Por sorte, nossa breve desconexão da realidade aconteceu ao volante de um carro cuja suspensão tem 33 cm de curso na dianteira e 35 cm na traseira e usa amortecedores Fox Racing capazes de absorver a maior parte dos obstáculos que nossos olhos pouco experientes deixaram escapar. Nosso copiloto, Folks, volta e meia dizia algo como cara, esse negócio é mesmo muito bem acertado. E ele tem razão. Ela é mais macia e mais complacente que a antiga Raptor, mas também é mais bem comportada e mais rápida, e quase inabalável. Uma verdadeira picape para o deserto, em outras palavras. E ela pula. Como pula!

Ford RaptorA poderosa geradora de poeira tem um melódico V6 biturbo

A Raptor é a única de sua categoria. A Ford inventou a picape de corrida off-road com a Raptor de primeira geração, e foi recompensada por seguidores fiéis e uma demanda próxima do limite de sua fábrica. O modelo SuperCab parte de US$ 49.520. Nosso veículo de testes veio com o pacote Luxury de US$ 9.345, que inclui praticamente tudo o que você gostaria. Aqui vai uma lista resumida: bancos de couro com aquecimento e ventilação, partida por botão, alerta de pontos cegos, ar-condicionado de duas zonas, controle de frenagem do reboque, ajustes elétricos da coluna de direção, partida remota, sistema de navegação, eixo dianteiro 4.10 com diferencial Torsen de deslizamento limitado. A Ford também incluiu o pacote Technology, de US$ 1.950, que inclui o sistema de prevenção de mudança de faixa, farol alto automático, sensor de chuva e cruise control adaptativo.

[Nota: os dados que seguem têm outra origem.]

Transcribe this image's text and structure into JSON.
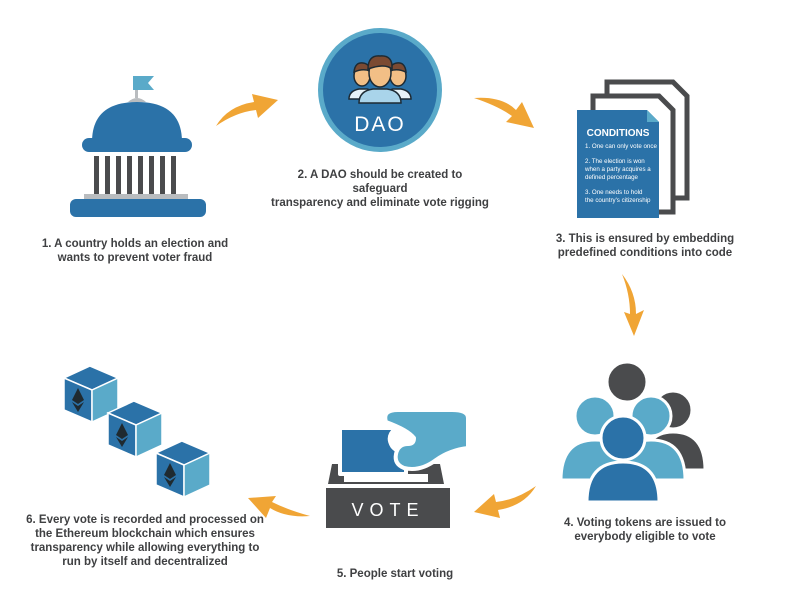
{
  "diagram": {
    "title": "DAO voting process on Ethereum",
    "colors": {
      "primary_blue": "#2b72a8",
      "light_blue": "#5aaac9",
      "dark_gray": "#4a4b4d",
      "light_gray": "#b9bcbf",
      "arrow_orange": "#f0a535",
      "text": "#3f4042"
    },
    "steps": [
      {
        "id": 1,
        "icon": "capitol-building-icon",
        "caption_lines": [
          "1. A country holds an election and",
          "wants to prevent voter fraud"
        ]
      },
      {
        "id": 2,
        "icon": "dao-group-icon",
        "badge_label": "DAO",
        "caption_lines": [
          "2. A DAO should be created to safeguard",
          "transparency and eliminate vote rigging"
        ]
      },
      {
        "id": 3,
        "icon": "conditions-document-icon",
        "document": {
          "title": "CONDITIONS",
          "items": [
            [
              "1. One can only vote once"
            ],
            [
              "2. The election is won",
              "when a party acquires a",
              "defined percentage"
            ],
            [
              "3. One needs to hold",
              "the country's citizenship"
            ]
          ]
        },
        "caption_lines": [
          "3. This is ensured by embedding",
          "predefined conditions into code"
        ]
      },
      {
        "id": 4,
        "icon": "people-group-icon",
        "caption_lines": [
          "4. Voting tokens are issued to",
          "everybody eligible to vote"
        ]
      },
      {
        "id": 5,
        "icon": "ballot-box-icon",
        "ballot_label": "VOTE",
        "caption_lines": [
          "5. People start voting"
        ]
      },
      {
        "id": 6,
        "icon": "ethereum-blocks-icon",
        "caption_lines": [
          "6. Every vote is recorded and processed on",
          "the Ethereum blockchain which ensures",
          "transparency while allowing everything to",
          "run by itself and decentralized"
        ]
      }
    ],
    "arrows": [
      {
        "from": 1,
        "to": 2
      },
      {
        "from": 2,
        "to": 3
      },
      {
        "from": 3,
        "to": 4
      },
      {
        "from": 4,
        "to": 5
      },
      {
        "from": 5,
        "to": 6
      }
    ]
  }
}
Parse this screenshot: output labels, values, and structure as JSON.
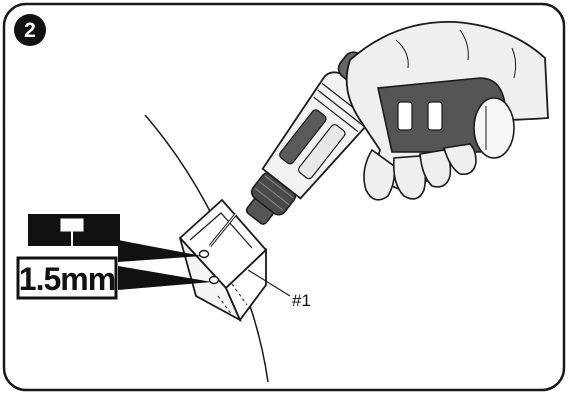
{
  "step": {
    "number": "2"
  },
  "callout": {
    "size": "1.5mm",
    "part": "#1"
  }
}
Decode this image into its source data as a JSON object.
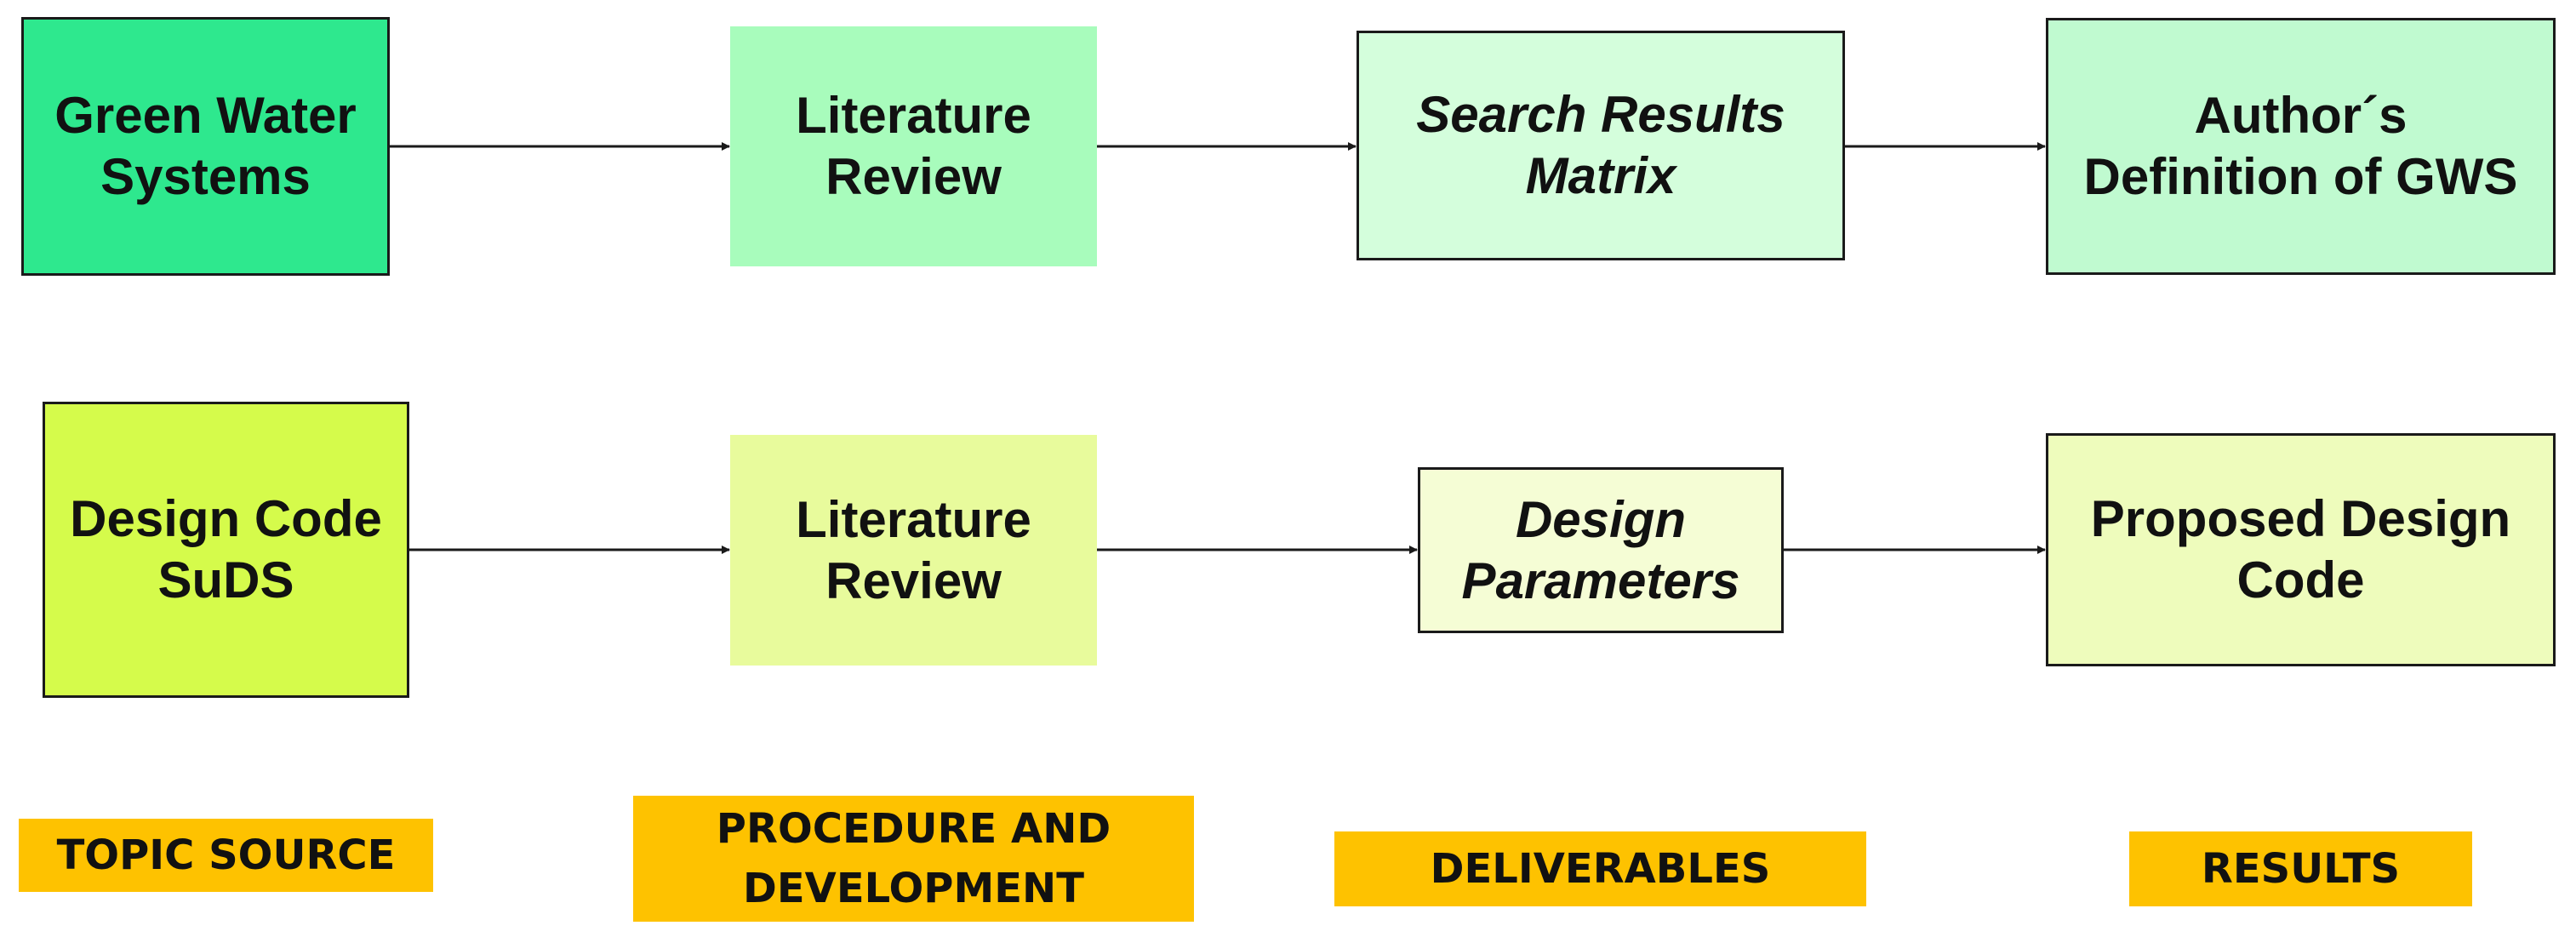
{
  "diagram": {
    "rows": [
      {
        "boxes": [
          {
            "lines": [
              "Green Water",
              "Systems"
            ]
          },
          {
            "lines": [
              "Literature",
              "Review"
            ]
          },
          {
            "lines": [
              "Search Results",
              "Matrix"
            ]
          },
          {
            "lines": [
              "Author´s",
              "Definition of GWS"
            ]
          }
        ]
      },
      {
        "boxes": [
          {
            "lines": [
              "Design Code",
              "SuDS"
            ]
          },
          {
            "lines": [
              "Literature",
              "Review"
            ]
          },
          {
            "lines": [
              "Design",
              "Parameters"
            ]
          },
          {
            "lines": [
              "Proposed Design",
              "Code"
            ]
          }
        ]
      }
    ],
    "column_labels": [
      {
        "lines": [
          "TOPIC SOURCE"
        ]
      },
      {
        "lines": [
          "PROCEDURE AND",
          "DEVELOPMENT"
        ]
      },
      {
        "lines": [
          "DELIVERABLES"
        ]
      },
      {
        "lines": [
          "RESULTS"
        ]
      }
    ],
    "edges": [
      {
        "from": "Green Water Systems",
        "to": "Literature Review"
      },
      {
        "from": "Literature Review",
        "to": "Search Results Matrix"
      },
      {
        "from": "Search Results Matrix",
        "to": "Author´s Definition of GWS"
      },
      {
        "from": "Design Code SuDS",
        "to": "Literature Review"
      },
      {
        "from": "Literature Review",
        "to": "Design Parameters"
      },
      {
        "from": "Design Parameters",
        "to": "Proposed Design Code"
      }
    ],
    "colors": {
      "green_water_systems": "#2ee88e",
      "literature_review_top": "#a8fcbc",
      "search_results_matrix": "#d4fedc",
      "authors_definition": "#c0fad0",
      "design_code_suds": "#d5fb4b",
      "literature_review_bottom": "#e8fb9c",
      "design_parameters": "#f5fdd5",
      "proposed_design_code": "#eefcbc",
      "label_background": "#fec200",
      "arrow": "#1a1a1a"
    }
  }
}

Voltando a Las Vegas com a picape e a equipe cobertos de poeira, não achamos que US$ 63.000 é muito dinheiro por toda essa diversão – ou por algo sem igual como a Raptor. Depois de passar algum tempo no deserto, ficou fácil aceitar a transmissão indecisa e o retardo dos turbos na cidade. Essa picape é um sonho.